Samsung and SK hynix are taking two very different paths toward next-generation DRAM memory, according to industry insiders—and the stakes couldn’t be higher. As AI data centers keep expanding, demand for high-performance memory has surged, tightening supply across HBM, DRAM, and related chips. Because many of these products depend on the same raw materials and manufacturing capacity, the entire memory market is feeling the squeeze. Now, the race is on to develop the production method that could define the future of DRAM.
Unlike application processors, where manufacturing advances are typically described in nanometers, memory makers use a different naming system. DRAM process generations are often labeled with codes such as “1c,” which generally points to increasingly advanced nodes in the 10nm class and beyond. But shrinking memory technology isn’t as straightforward as scaling logic chips, because DRAM isn’t just about transistors—it also needs capacitors to store data.
Each DRAM cell relies on a transistor working in tandem with a capacitor. As manufacturers push to smaller nodes, maintaining a capacitor that can reliably hold a charge becomes more difficult. The capacitor has to remain large enough to function, but smaller geometries make that harder to achieve without running into design and manufacturing constraints. This is one of the major reasons the industry is exploring new DRAM architectures, including more three-dimensional designs that can boost density without forcing everything into an increasingly cramped 2D footprint.
One reported direction under consideration at Samsung borrows a concept from NAND flash manufacturing. Sources suggest Samsung is interested in applying gate-all-around FET (GAAFET) technology to future DRAM chips. In logic manufacturing, GAAFET improves transistor control by wrapping the gate around the channel, increasing gate contact and enhancing performance and efficiency.
But using GAAFET in DRAM introduces a new challenge: DRAM cells still need capacitors, so Samsung would have to integrate a GAAFET-based transistor together with a capacitor inside each memory cell.
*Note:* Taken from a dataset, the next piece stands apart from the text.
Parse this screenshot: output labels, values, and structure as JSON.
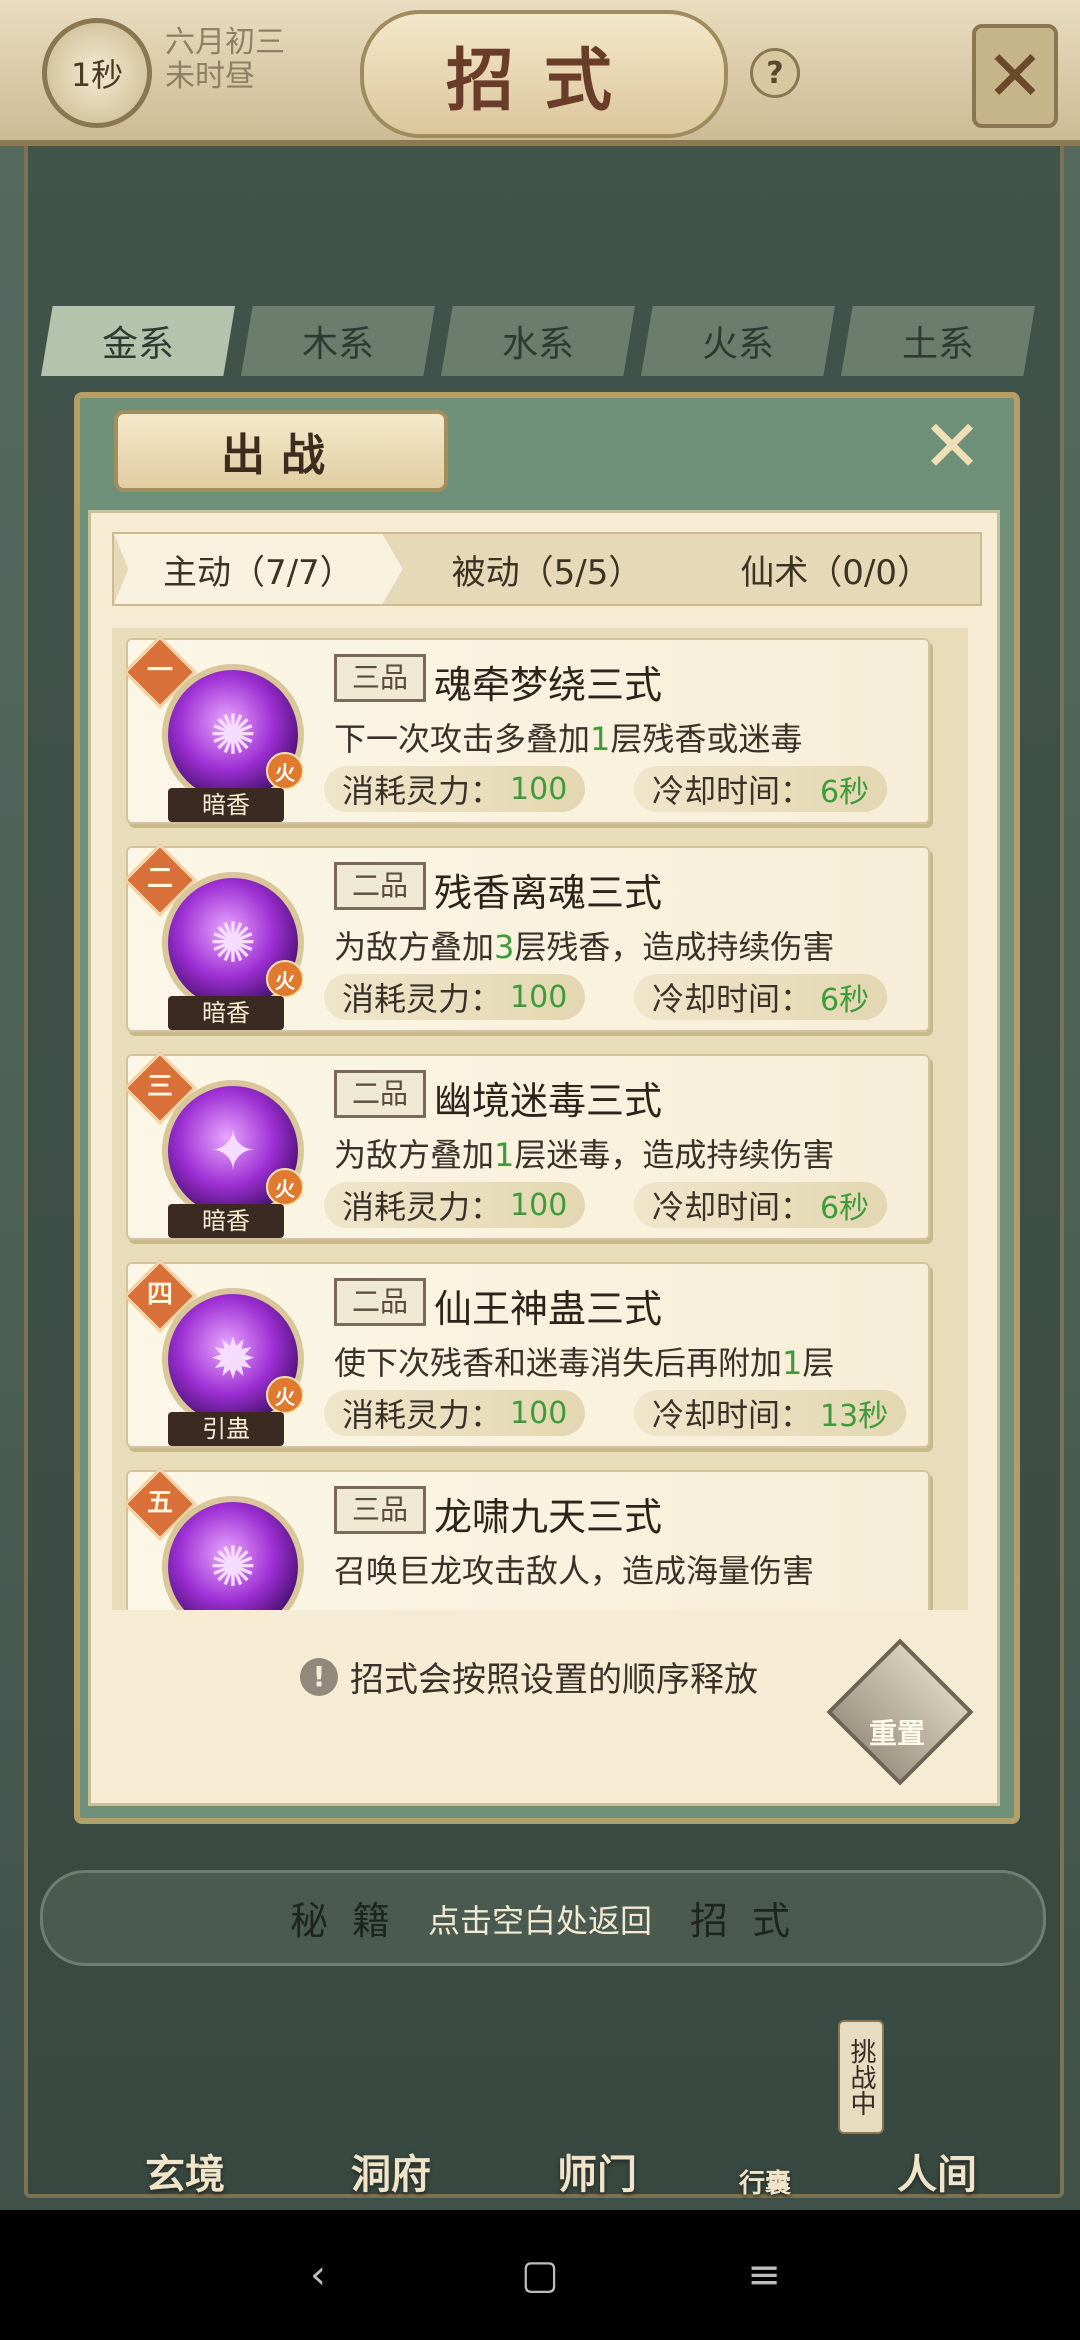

To make that possible—and to improve density—one technique said to be on the table is shifting certain circuitry beneath the memory array. This “circuit-under-array” style layout is commonly associated with NAND, where placing control circuitry below the main array helps free up surface area for storage.
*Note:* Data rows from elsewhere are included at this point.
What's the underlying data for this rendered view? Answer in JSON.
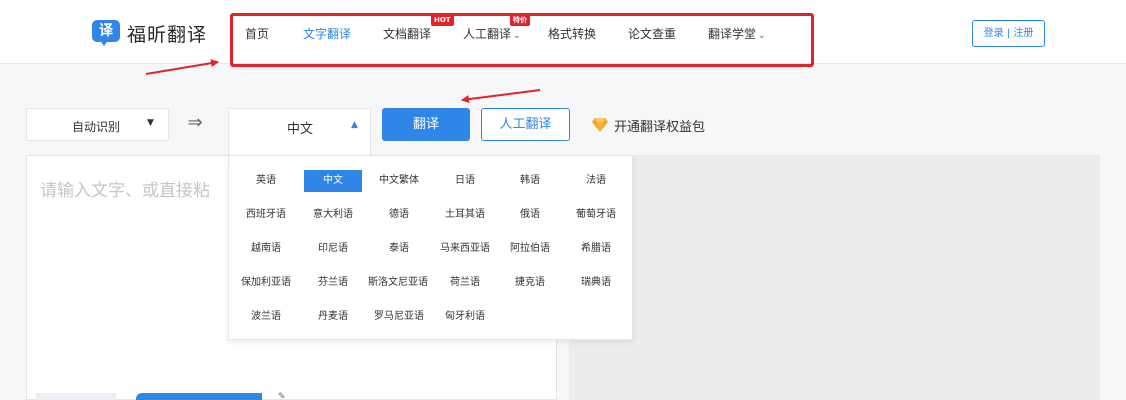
{
  "header": {
    "logo_char": "译",
    "logo_text": "福昕翻译",
    "nav": [
      {
        "label": "首页"
      },
      {
        "label": "文字翻译"
      },
      {
        "label": "文档翻译",
        "tag": "HOT"
      },
      {
        "label": "人工翻译",
        "tag": "特价"
      },
      {
        "label": "格式转换"
      },
      {
        "label": "论文查重"
      },
      {
        "label": "翻译学堂"
      }
    ],
    "auth_label": "登录 | 注册"
  },
  "toolbar": {
    "source_lang": "自动识别",
    "target_lang": "中文",
    "swap_icon": "⇒",
    "translate_label": "翻译",
    "human_translate_label": "人工翻译",
    "vip_label": "开通翻译权益包"
  },
  "input": {
    "placeholder": "请输入文字、或直接粘"
  },
  "dropdown": {
    "languages": [
      {
        "label": "英语"
      },
      {
        "label": "中文",
        "selected": true
      },
      {
        "label": "中文繁体"
      },
      {
        "label": "日语"
      },
      {
        "label": "韩语"
      },
      {
        "label": "法语"
      },
      {
        "label": "西班牙语"
      },
      {
        "label": "意大利语"
      },
      {
        "label": "德语"
      },
      {
        "label": "土耳其语"
      },
      {
        "label": "俄语"
      },
      {
        "label": "葡萄牙语"
      },
      {
        "label": "越南语"
      },
      {
        "label": "印尼语"
      },
      {
        "label": "泰语"
      },
      {
        "label": "马来西亚语"
      },
      {
        "label": "阿拉伯语"
      },
      {
        "label": "希腊语"
      },
      {
        "label": "保加利亚语"
      },
      {
        "label": "芬兰语"
      },
      {
        "label": "斯洛文尼亚语"
      },
      {
        "label": "荷兰语"
      },
      {
        "label": "捷克语"
      },
      {
        "label": "瑞典语"
      },
      {
        "label": "波兰语"
      },
      {
        "label": "丹麦语"
      },
      {
        "label": "罗马尼亚语"
      },
      {
        "label": "匈牙利语"
      }
    ]
  },
  "colors": {
    "accent": "#2e86e8",
    "highlight": "#e0242a",
    "vip_icon": "#f5a623"
  }
}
SK hynix, meanwhile, is reportedly pursuing a different strategy based on what’s described as a 4F²-style approach. In this concept, transistors are stacked vertically, and the gate material wraps around them in a way that echoes the benefits of gate-all-around designs. In addition, key components involved in handling data from the capacitor are positioned beneath the transistor pillar, aiming to improve efficiency and scaling as DRAM becomes more complex.
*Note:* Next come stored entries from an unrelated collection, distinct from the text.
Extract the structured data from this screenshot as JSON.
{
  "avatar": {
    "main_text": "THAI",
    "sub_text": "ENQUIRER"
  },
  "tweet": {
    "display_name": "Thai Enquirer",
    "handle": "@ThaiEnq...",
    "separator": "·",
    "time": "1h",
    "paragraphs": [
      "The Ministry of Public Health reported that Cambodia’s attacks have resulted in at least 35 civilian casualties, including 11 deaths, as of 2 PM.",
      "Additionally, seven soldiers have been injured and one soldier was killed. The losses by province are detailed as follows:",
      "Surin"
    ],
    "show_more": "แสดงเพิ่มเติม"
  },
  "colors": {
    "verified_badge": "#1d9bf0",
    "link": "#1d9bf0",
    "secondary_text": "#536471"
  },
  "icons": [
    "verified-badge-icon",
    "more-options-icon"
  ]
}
What makes this more than just an engineering contest is the long-term impact. Insiders suggest both companies are pushing to have their approach recognized first, hoping it becomes the standard blueprint for next-generation DRAM manufacturing. If one design direction becomes the dominant model, it could shape performance, cost, yields, and competitiveness across the memory industry—especially at a time when AI infrastructure is turning high-bandwidth and high-density memory into one of the most valuable pieces of modern computing.